The update rule is identical to linear regression. This is the result of carefully choosing sigmoid as the nonlinear function within the hypothesis function. Linear regression and logistic regression are both members of a more broad family of models called generalised linear model.

##### What do the logistic regression coefficients actually indicate?
As previously mentioned, logistic regression models log odd ratio as a linear equation.
$$
\begin{align}
logit 
& = log \left(\frac{p}{1-p} \right) \\
& = \theta^T x \\
& = \theta_0 + \theta_1x_1 + \ldots + \theta_n x_n
\end{align}
$$
where $\theta_0$ is the intercept, $\theta_1 \ldots \theta_n$ are regression coeffiecients and $x_1 \ldots x_n$ are features.

As it is clearly seen in the equations above, regression coefficients are linearly proportional to the logit function.  
A unit change in the feature with the coefficient of $\theta$ changes the probability of positive prediction by $e^{\theta}$.

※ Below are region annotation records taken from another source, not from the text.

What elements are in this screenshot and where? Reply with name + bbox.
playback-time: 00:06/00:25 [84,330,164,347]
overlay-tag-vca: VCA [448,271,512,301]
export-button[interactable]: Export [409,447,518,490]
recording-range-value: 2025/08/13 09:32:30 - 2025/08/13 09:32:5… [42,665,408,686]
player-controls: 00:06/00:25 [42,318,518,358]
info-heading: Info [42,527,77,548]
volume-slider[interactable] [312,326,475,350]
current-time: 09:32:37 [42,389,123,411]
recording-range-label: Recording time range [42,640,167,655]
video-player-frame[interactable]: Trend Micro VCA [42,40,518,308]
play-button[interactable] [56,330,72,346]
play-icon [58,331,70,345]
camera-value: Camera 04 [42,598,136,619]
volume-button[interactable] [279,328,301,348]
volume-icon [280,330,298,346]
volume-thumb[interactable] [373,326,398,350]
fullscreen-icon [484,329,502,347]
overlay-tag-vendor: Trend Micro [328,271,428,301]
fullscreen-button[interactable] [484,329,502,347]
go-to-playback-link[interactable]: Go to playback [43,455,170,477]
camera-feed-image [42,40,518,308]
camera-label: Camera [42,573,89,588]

##### Interpreting logistic regression result.
- **Hypothesis for the overall model**  
The null hypothesis states that all coefficients except the intercept are zero. A rejection of this hypothesis implies that at least one coefficient is not zero in the population. This in turns indicate that the regression model predicts the probability of the outcome better than the intercept only model. The intercept only model predicts the majority target.  The significance of the overall model is tested chi squared test of log likelihood ratio.


- **Hypothesis for each predictor (feature)**  
The null hypothesis states that the predictor is a significant predictor of the outcome. This is commonly done by Wald test. A coefficient is divided by standard which gives z-score. Z-score allows us to calculate p-value.

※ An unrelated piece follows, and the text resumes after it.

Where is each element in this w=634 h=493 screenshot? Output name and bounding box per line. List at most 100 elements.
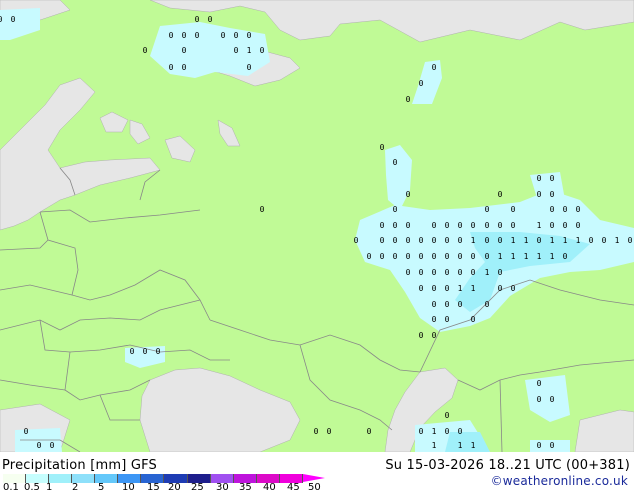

##### Log likelihood ratio test

The LR test is performed by estimating two models and comparing the fit of one model to the fit of the other. Removing predictor variables from a model will almost always make the model fit less well (i.e., a model will have a lower log likelihood), but it is necessary to test whether the observed difference in model fit is statistically significant. The LR test does this by comparing the log likelihoods of the two models, if this difference is statistically significant, then the less restrictive model (the one with more variables) is said to fit the data significantly better than the more restrictive model. If one has the log likelihoods from the models, the LR test is fairly easy to calculate. The formula for the LR test statistic is:
$$
LR = -2ln\frac{L(m_1)}{L(m_2)} = 2(log(L(m_2)) - log(L(m_1)))
$$
Where  $L(m_n)$ denotes the likelihood of the respective model (either Model 1 or Model 2), and $log(L(m_n))$ the natural log of the model’s final likelihood (i.e., the log likelihood). Where $m_1$ is the more restrictive model, and $m_2$ is the less restrictive model.



##### Walt test

The Wald test works by testing the null hypothesis that a parameter is equal to 0. If the test fails to reject the null hypothesis, this suggests that removing the variable from the model will not substantially harm the fit of that model, since a predictor with a coefficient that is very small relative to its standard error is generally not doing much to help predict the dependent variable. The Wald test can be used to test multiple parameters simultaneously, while the tests typically printed in regression output only test one parameter at a time.